Covid 19 is accelerating the adoption of new ways of working that could be beneficial to many workers and help solve some Israeli foes.
As companies and workers start to adjust to this new reality, expanding the possibilities of "Working From Home" seems the most logical way to go. Regardless of the virus, remote work has been rising in the world as new technologies made it easier for people to work together online. In Israel, this option is still minimal; less than 4% of workers have this flexibility, compared to 14% in the Netherlands, 13.3 % in Finland, 13.3%, and 9% in Austria.
This low adoption rate is due to existing labor agreements. High Tech, the less unionized and regulated sector, is offering most of the remote jobs. In other traditional industries, the phenomenon is minimal, and in the public sector, it is almost non-existent.
Remote work could substantially improve road congestion, housing cost, gender gap, and better employment opportunities for the periphery and secluded communities like the ultra-orthodox and Arabs.

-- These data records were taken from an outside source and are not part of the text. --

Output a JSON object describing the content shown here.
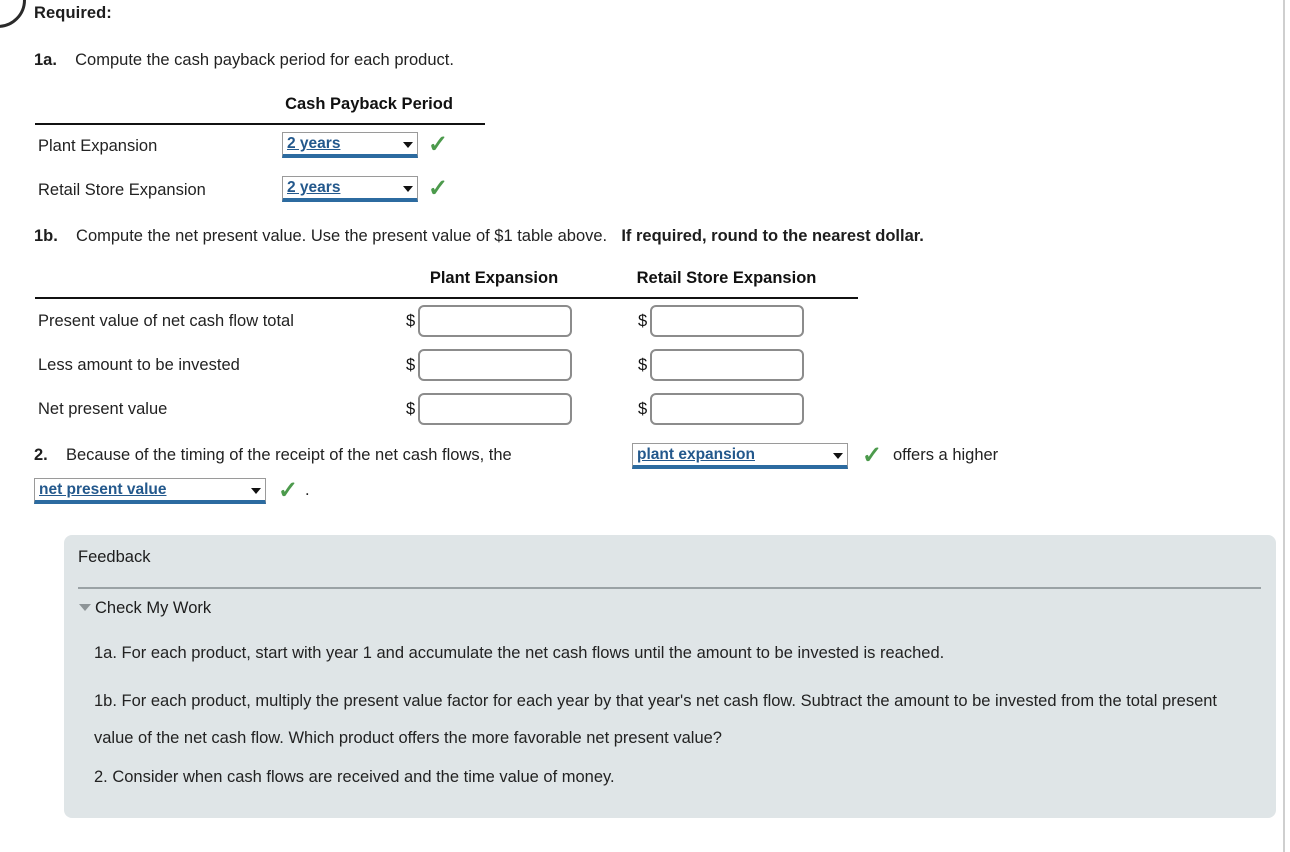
{
  "page": {
    "required_label": "Required:"
  },
  "q1a": {
    "number": "1a.",
    "text": "Compute the cash payback period for each product.",
    "table": {
      "column_header": "Cash Payback Period",
      "rows": [
        {
          "label": "Plant Expansion",
          "answer": "2 years",
          "status_icon": "check-icon"
        },
        {
          "label": "Retail Store Expansion",
          "answer": "2 years",
          "status_icon": "check-icon"
        }
      ]
    }
  },
  "q1b": {
    "number": "1b.",
    "text": "Compute the net present value. Use the present value of $1 table above.",
    "text_bold": "If required, round to the nearest dollar.",
    "table": {
      "column_headers": [
        "Plant Expansion",
        "Retail Store Expansion"
      ],
      "currency_symbol": "$",
      "rows": [
        {
          "label": "Present value of net cash flow total",
          "plant_value": "",
          "retail_value": ""
        },
        {
          "label": "Less amount to be invested",
          "plant_value": "",
          "retail_value": ""
        },
        {
          "label": "Net present value",
          "plant_value": "",
          "retail_value": ""
        }
      ]
    }
  },
  "q2": {
    "number": "2.",
    "text_before": "Because of the timing of the receipt of the net cash flows, the",
    "dropdown_1": "plant expansion",
    "text_middle": "offers a higher",
    "dropdown_2": "net present value",
    "text_after": "."
  },
  "feedback": {
    "title": "Feedback",
    "check_my_work": "Check My Work",
    "paragraphs": [
      "1a. For each product, start with year 1 and accumulate the net cash flows until the amount to be invested is reached.",
      "1b. For each product, multiply the present value factor for each year by that year's net cash flow. Subtract the amount to be invested from the total present value of the net cash flow. Which product offers the more favorable net present value?",
      "2. Consider when cash flows are received and the time value of money."
    ]
  },
  "colors": {
    "feedback_bg": "#dfe5e7",
    "dropdown_text": "#23588c",
    "dropdown_underline": "#2c6ba0",
    "check_green": "#4c9a4c"
  }
}
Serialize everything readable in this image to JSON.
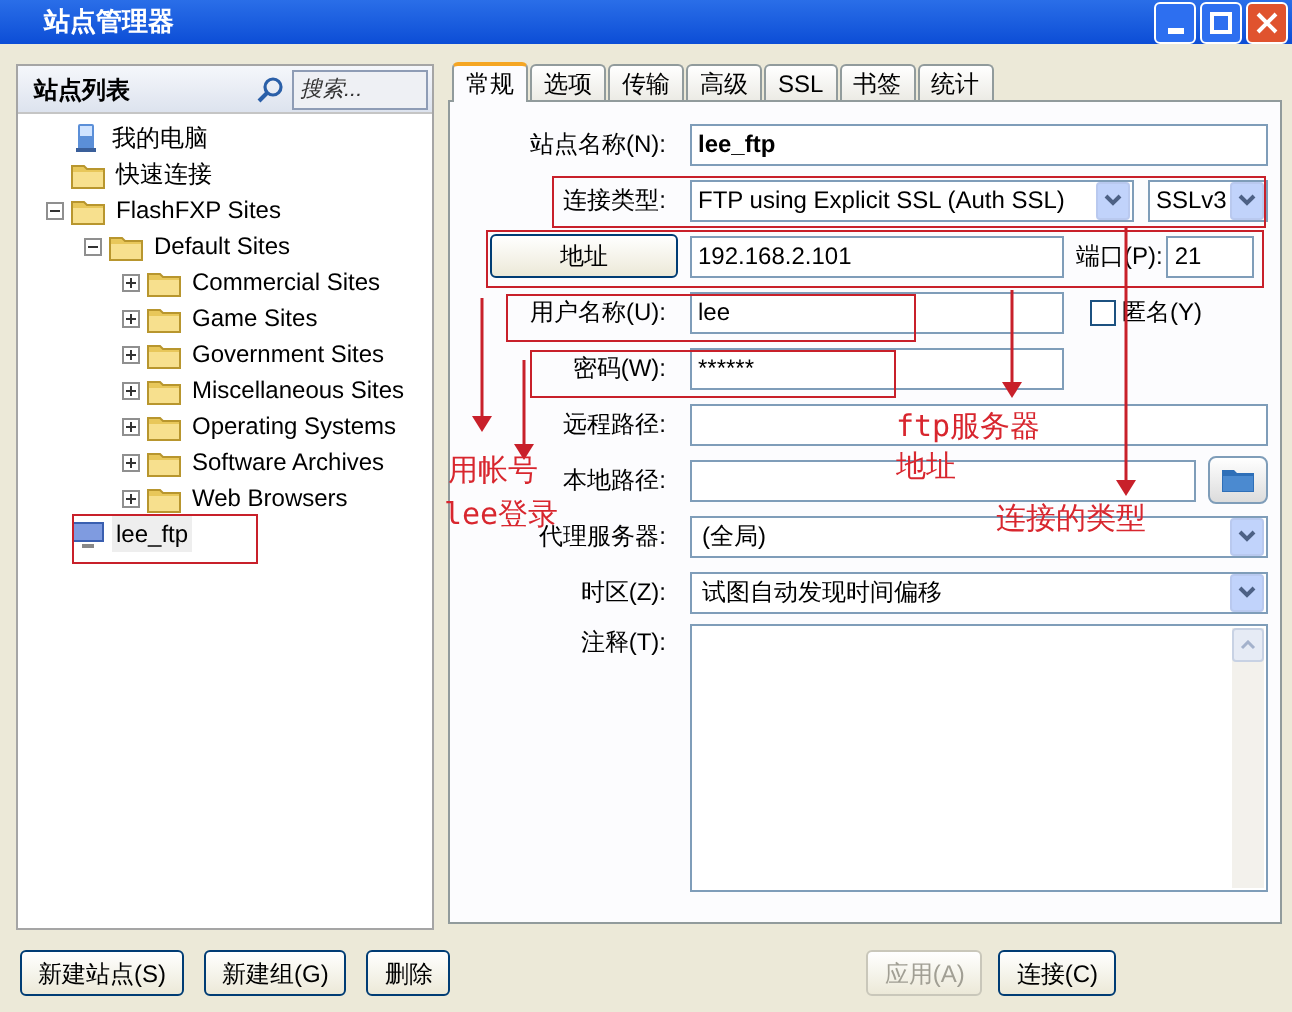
{
  "window": {
    "title": "站点管理器"
  },
  "sidebar": {
    "title": "站点列表",
    "search_placeholder": "搜索...",
    "tree": [
      {
        "kind": "computer",
        "label": "我的电脑",
        "selected": false
      },
      {
        "kind": "folder",
        "label": "快速连接",
        "selected": false
      },
      {
        "kind": "folder",
        "label": "FlashFXP Sites",
        "selected": false,
        "expanded": true,
        "children": [
          {
            "kind": "folder",
            "label": "Default Sites",
            "selected": false,
            "expanded": true,
            "children": [
              {
                "kind": "folder",
                "label": "Commercial Sites",
                "selected": false,
                "expanded": false
              },
              {
                "kind": "folder",
                "label": "Game Sites",
                "selected": false,
                "expanded": false
              },
              {
                "kind": "folder",
                "label": "Government Sites",
                "selected": false,
                "expanded": false
              },
              {
                "kind": "folder",
                "label": "Miscellaneous Sites",
                "selected": false,
                "expanded": false
              },
              {
                "kind": "folder",
                "label": "Operating Systems",
                "selected": false,
                "expanded": false
              },
              {
                "kind": "folder",
                "label": "Software Archives",
                "selected": false,
                "expanded": false
              },
              {
                "kind": "folder",
                "label": "Web Browsers",
                "selected": false,
                "expanded": false
              }
            ]
          }
        ]
      },
      {
        "kind": "site",
        "label": "lee_ftp",
        "selected": true
      }
    ]
  },
  "tabs": [
    {
      "label": "常规",
      "selected": true
    },
    {
      "label": "选项",
      "selected": false
    },
    {
      "label": "传输",
      "selected": false
    },
    {
      "label": "高级",
      "selected": false
    },
    {
      "label": "SSL",
      "selected": false
    },
    {
      "label": "书签",
      "selected": false
    },
    {
      "label": "统计",
      "selected": false
    }
  ],
  "form": {
    "fields": [
      {
        "kind": "name",
        "label": "站点名称(N):",
        "value": "lee_ftp"
      },
      {
        "kind": "select2",
        "label": "连接类型:",
        "value": "FTP using Explicit SSL (Auth SSL)",
        "value2": "SSLv3"
      },
      {
        "kind": "address",
        "button": "地址",
        "value": "192.168.2.101",
        "port_label": "端口(P):",
        "port": "21"
      },
      {
        "kind": "user",
        "label": "用户名称(U):",
        "value": "lee",
        "checkbox": {
          "label": "匿名(Y)",
          "checked": false
        }
      },
      {
        "kind": "short",
        "label": "密码(W):",
        "value": "******"
      },
      {
        "kind": "text",
        "label": "远程路径:"
      },
      {
        "kind": "browse",
        "label": "本地路径:"
      },
      {
        "kind": "select",
        "label": "代理服务器:",
        "value": "(全局)"
      },
      {
        "kind": "select",
        "label": "时区(Z):",
        "value": "试图自动发现时间偏移"
      },
      {
        "kind": "textarea",
        "label": "注释(T):"
      }
    ]
  },
  "buttons_left": [
    {
      "label": "新建站点(S)",
      "disabled": false
    },
    {
      "label": "新建组(G)",
      "disabled": false
    },
    {
      "label": "删除",
      "disabled": false
    }
  ],
  "buttons_right": [
    {
      "label": "应用(A)",
      "disabled": true
    },
    {
      "label": "连接(C)",
      "disabled": false
    }
  ],
  "annotations": {
    "notes": [
      "用帐号",
      "lee登录",
      "ftp服务器",
      "地址",
      "连接的类型"
    ]
  }
}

Traffic jams cost Israeli workers two to four hours every day, leading to a significant loss in GDP. To minimize commuting costs, Israelis prefer to live close to their jobs, creating a strong demand for housing in the central region and Jerusalem. If workers had the option to work from home, some would choose to leave the main urban centers and settle in the periphery creating new and cheaper housing opportunities. The Israelis already living away from the economic centers, would have access to a broader labor market. Insular communities, mainly in the ultra-orthodox or Arab sector, will also benefit from more job opportunities without compromising their lifestyle.
Women will also benefit; according to Harvard economist Claudia Goldin, female workers earn more in companies with a more flexible environment requiring less face time hours in the office. Remote.co also found that companies with remote work arrangements are more likely to have women in management positions, and female CEO's. ( 19% compared to only 4% of companies in the S&P 500 index).
The reality of living in the time of the Corona may be the push needed to adopt reforms that will encourage "Working From Home" in the public and private sectors. The Treasury has expressed interest; it is now time for the unions to take into account that flexible work is good for the workers they are supposed to defend.